Ma c'è un altro dato altrettanto importante: le donne non stanno a guardare. Lottano, elaborano proposte, spingono per il cambiamento. E chiedono di cambiare anche ai loro fratelli del movimento dei movimenti che non hanno ancora assunto in pieno la portata del paradigma di genere, come una lettura del rapporto tra i sessi e come tale con una valenza di natura politica, economica, culturale. In campo non un punto di vista univoco ma una soggettività nomade che si compone sulla base dell'identità di genere, di classe, "etnica", sessuale. Non è un caso ed è importante che nel libro sia contenuto un saggio sul lesbismo italiano e la sua storia fino al rapporto oggi con il popolo no-global (Cristina Gramolini e Eva Mamini). «Il movimento dei movimenti - scrive Demond - cerca di produrre proposte alternative che tengano conto di tutte le contraddizioni. Tuttavia gli manca, in larga misura, un paradigma fondamentale per capire - e quindi combattere - i rapporti di dominazione esistenti nella società, trasversali alle regioni geografiche e alle epoche storiche: il paradigma di genere». Paradigma quanto mai valido oggi, in tempi di guerra permanente e imminente, che vede il movimento femminista, da sempre, in prima linea per costruire un mondo di pace. Lo dimostra la storia delle Donne in nero, da Belgrado passando per la Palestina. Lo dimostra la mobilitazione di questi giorni contro la guerra all'Iraq.
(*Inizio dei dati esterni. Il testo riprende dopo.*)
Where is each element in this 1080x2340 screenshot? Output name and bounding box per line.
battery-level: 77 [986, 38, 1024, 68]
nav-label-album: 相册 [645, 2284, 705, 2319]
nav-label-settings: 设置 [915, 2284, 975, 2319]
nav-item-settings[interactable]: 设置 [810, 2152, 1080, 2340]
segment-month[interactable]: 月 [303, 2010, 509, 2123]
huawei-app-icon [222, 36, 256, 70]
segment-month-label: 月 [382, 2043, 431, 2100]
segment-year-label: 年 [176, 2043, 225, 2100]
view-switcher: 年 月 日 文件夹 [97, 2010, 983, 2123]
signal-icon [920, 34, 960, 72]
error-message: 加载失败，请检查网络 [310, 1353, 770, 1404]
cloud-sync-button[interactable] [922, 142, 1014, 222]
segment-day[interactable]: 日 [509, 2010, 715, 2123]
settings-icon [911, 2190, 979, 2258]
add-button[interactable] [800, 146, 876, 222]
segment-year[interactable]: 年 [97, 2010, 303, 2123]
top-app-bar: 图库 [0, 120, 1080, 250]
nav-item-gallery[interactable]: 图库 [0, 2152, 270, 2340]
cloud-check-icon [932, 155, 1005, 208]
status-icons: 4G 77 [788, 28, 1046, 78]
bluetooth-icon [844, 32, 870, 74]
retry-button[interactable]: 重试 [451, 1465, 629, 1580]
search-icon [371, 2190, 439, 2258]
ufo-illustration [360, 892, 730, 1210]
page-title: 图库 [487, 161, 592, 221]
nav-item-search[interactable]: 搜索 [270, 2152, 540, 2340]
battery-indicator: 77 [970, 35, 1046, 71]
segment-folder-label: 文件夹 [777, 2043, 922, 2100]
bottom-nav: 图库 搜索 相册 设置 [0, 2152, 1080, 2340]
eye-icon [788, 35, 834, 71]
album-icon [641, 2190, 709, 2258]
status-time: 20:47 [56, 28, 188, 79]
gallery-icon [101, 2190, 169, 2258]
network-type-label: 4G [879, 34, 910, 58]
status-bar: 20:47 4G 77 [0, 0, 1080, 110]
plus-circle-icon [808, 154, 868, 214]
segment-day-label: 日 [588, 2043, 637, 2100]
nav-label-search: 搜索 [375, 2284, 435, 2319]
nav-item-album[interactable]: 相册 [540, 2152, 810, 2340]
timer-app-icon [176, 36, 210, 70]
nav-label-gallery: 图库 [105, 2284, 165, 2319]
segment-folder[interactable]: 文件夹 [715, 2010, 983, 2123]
«Ad ogni edizione di Porto Alegre - sottolinea Demond, di ritorno anche lei dal Brasile - si registra un passo avanti del protagonismo femminile dentro il movimento dei movimenti, come capacità di mettere in discussione il meccanismo generale e di proporre la propria lettura di genere». Intanto si pensa già al futuro. Per la Marcia mondiale il prossimo appuntamento è già fissato per marzo, in India, per pensare e organizzare una nuova campagna per il 2005 con uno sguardo di particolare attenzione verso i punti caldi del pianeta. Là dove più forte è la violazione dei diritti. Poi, gruppi e associazioni femminil-femministe del Vecchio Continente si danno appuntamento in autunno a Parigi, dove il Forum sociale europeo verrà aperto da quello delle donne. Il segno di una contraddizione ancora aperta, ma anche di una possibilità di riflessione per tutti e tutte.